Just curious, but how does someone get away with stealing a laptop during rush hour? I've lived in Oakland for about 6 months and I haven't seen anything like the crime you describe. Your description of congestion is spot-on, though.
Away from the station. On the sketchy block of Harrison between Grand and the Whole Foods. In the first incident, someone came running at me at full speed holding a laptop bag across his chest; I thought for about 300ms as he ran toward me about putting him on the ground because I thought he was running at me to attack me, but I moved to the side behind a pole and he kept running, then a (very very slow) security guard ran after him, and then some sad looking middle aged guy as well. Second time was someone running across a street and then disappearing down 23rd. Easy to identify people with laptops from a distance, with probably 75% accuracy.
I'm convinced 4-7pm Fridays is a great time to steal laptops from commuters; they're tired, it's relatively low traffic, OPD's response times are...not impressive, etc. It's really a 5-10 block area behind the stupid Auto Row and some sketchy semi-SRO housing in the area which is a problem. (Pro tip for cities: auto dealers are horrible for foot traffic.)
Steel wires through the straps, and looks like a backpack. I'm also big enough that unless it is rip and run, or a clear and unambiguous threat to my life, I'm not as concerned, so having a strap which won't break is enough.
I'm not even arguing that Oakland as a whole is dangerous; it's specific blocks in the good/high-traffic areas, and then large areas (Oakland is huge geographically) which are bad-but-no-one-goes-there. There's some street crime on top of that, but not actually much more than similar areas in SF. Way more than, say, Salt Lake City, though.
Most of the serious crime in Oakland is in places you won't accidentally go (although there's a sketch area a few blocks away from downtown, and on the other shore of Lake Merritt), by and against poor people, often one or more involved in gangs/drug entrepreneurship/whatever. Same as most cities.
Except most cities aren't on that list. SF has similar places where "good rich people" avoid -- but it still isn't in the top 10.
I also don't like this implicit because it's "poor against poor" then somehow that's ok and we can ignore those statistics. Poor people are people too.
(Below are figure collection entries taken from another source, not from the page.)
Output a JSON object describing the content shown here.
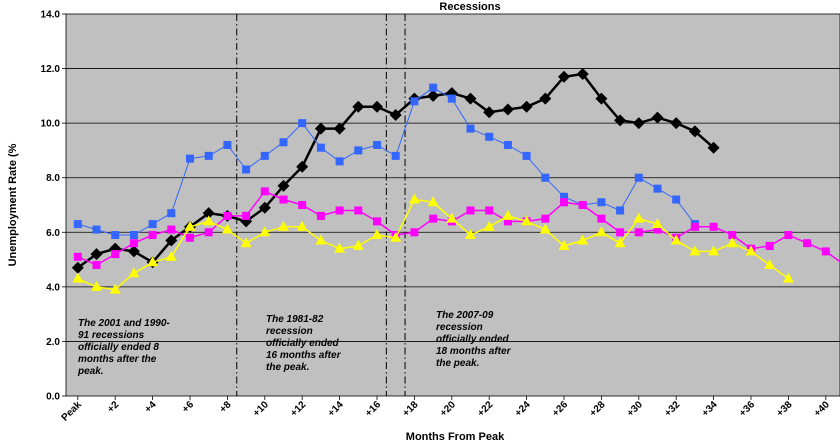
{
  "chart_data": {
    "type": "line",
    "title": "Recessions",
    "xlabel": "Months From Peak",
    "ylabel": "Unemployment Rate (%",
    "ylim": [
      0,
      14
    ],
    "yticks": [
      "0.0",
      "2.0",
      "4.0",
      "6.0",
      "8.0",
      "10.0",
      "12.0",
      "14.0"
    ],
    "xticks": [
      "Peak",
      "+2",
      "+4",
      "+6",
      "+8",
      "+10",
      "+12",
      "+14",
      "+16",
      "+18",
      "+20",
      "+22",
      "+24",
      "+26",
      "+28",
      "+30",
      "+32",
      "+34",
      "+36",
      "+38",
      "+40"
    ],
    "x_range": [
      0,
      41
    ],
    "grid": true,
    "background_color": "#c0c0c0",
    "recession_end_lines": [
      8.5,
      16.5,
      17.5
    ],
    "annotations": [
      "The 2001 and 1990-",
      "91 recessions",
      "officially ended 8",
      "months after the",
      "peak.",
      "The 1981-82",
      "recession",
      "officially ended",
      "16 months after",
      "the peak.",
      "The 2007-09",
      "recession",
      "officially ended",
      "18 months after",
      "the peak."
    ],
    "series": [
      {
        "color": "#000000",
        "marker": "diamond",
        "line_width": 2.5,
        "x": [
          0,
          1,
          2,
          3,
          4,
          5,
          6,
          7,
          8,
          9,
          10,
          11,
          12,
          13,
          14,
          15,
          16,
          17,
          18,
          19,
          20,
          21,
          22,
          23,
          24,
          25,
          26,
          27,
          28,
          29,
          30,
          31,
          32,
          33,
          34
        ],
        "values": [
          4.7,
          5.2,
          5.4,
          5.3,
          4.9,
          5.7,
          6.2,
          6.7,
          6.6,
          6.4,
          6.9,
          7.7,
          8.4,
          9.8,
          9.8,
          10.6,
          10.6,
          10.3,
          10.9,
          11.0,
          11.1,
          10.9,
          10.4,
          10.5,
          10.6,
          10.9,
          11.7,
          11.8,
          10.9,
          10.1,
          10.0,
          10.2,
          10.0,
          9.7,
          9.1
        ]
      },
      {
        "color": "#3366ff",
        "marker": "square",
        "line_width": 1,
        "x": [
          0,
          1,
          2,
          3,
          4,
          5,
          6,
          7,
          8,
          9,
          10,
          11,
          12,
          13,
          14,
          15,
          16,
          17,
          18,
          19,
          20,
          21,
          22,
          23,
          24,
          25,
          26,
          27,
          28,
          29,
          30,
          31,
          32,
          33
        ],
        "values": [
          6.3,
          6.1,
          5.9,
          5.9,
          6.3,
          6.7,
          8.7,
          8.8,
          9.2,
          8.3,
          8.8,
          9.3,
          10.0,
          9.1,
          8.6,
          9.0,
          9.2,
          8.8,
          10.8,
          11.3,
          10.9,
          9.8,
          9.5,
          9.2,
          8.8,
          8.0,
          7.3,
          7.0,
          7.1,
          6.8,
          8.0,
          7.6,
          7.2,
          6.3
        ]
      },
      {
        "color": "#ff00ff",
        "marker": "square",
        "line_width": 1.5,
        "x": [
          0,
          1,
          2,
          3,
          4,
          5,
          6,
          7,
          8,
          9,
          10,
          11,
          12,
          13,
          14,
          15,
          16,
          17,
          18,
          19,
          20,
          21,
          22,
          23,
          24,
          25,
          26,
          27,
          28,
          29,
          30,
          31,
          32,
          33,
          34,
          35,
          36,
          37,
          38,
          39,
          40,
          41
        ],
        "values": [
          5.1,
          4.8,
          5.2,
          5.6,
          5.9,
          6.1,
          5.8,
          6.0,
          6.6,
          6.6,
          7.5,
          7.2,
          7.0,
          6.6,
          6.8,
          6.8,
          6.4,
          5.9,
          6.0,
          6.5,
          6.4,
          6.8,
          6.8,
          6.4,
          6.4,
          6.5,
          7.1,
          7.0,
          6.5,
          6.0,
          6.0,
          6.1,
          5.8,
          6.2,
          6.2,
          5.9,
          5.4,
          5.5,
          5.9,
          5.6,
          5.3,
          4.8
        ]
      },
      {
        "color": "#ffff00",
        "marker": "triangle",
        "line_width": 1.5,
        "x": [
          0,
          1,
          2,
          3,
          4,
          5,
          6,
          7,
          8,
          9,
          10,
          11,
          12,
          13,
          14,
          15,
          16,
          17,
          18,
          19,
          20,
          21,
          22,
          23,
          24,
          25,
          26,
          27,
          28,
          29,
          30,
          31,
          32,
          33,
          34,
          35,
          36,
          37,
          38
        ],
        "values": [
          4.3,
          4.0,
          3.9,
          4.5,
          4.9,
          5.1,
          6.2,
          6.4,
          6.1,
          5.6,
          6.0,
          6.2,
          6.2,
          5.7,
          5.4,
          5.5,
          5.9,
          5.8,
          7.2,
          7.1,
          6.5,
          5.9,
          6.2,
          6.6,
          6.4,
          6.1,
          5.5,
          5.7,
          6.0,
          5.6,
          6.5,
          6.3,
          5.7,
          5.3,
          5.3,
          5.6,
          5.3,
          4.8,
          4.3
        ]
      }
    ]
  }
}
Talk about gentrifying.....
It isn't that it is ok -- but having rich people and businesses move to Oakland, pay taxes, and thus better fund things like schools, police, and other jobs will help with poverty. Because the violence isn't uniformly distributed and thus isn't targeted at them, it is less of s deterrent.
Also, a lot of that current violence is due to war on drugs and after effects, so the best way to address it is to wind down the war on drugs.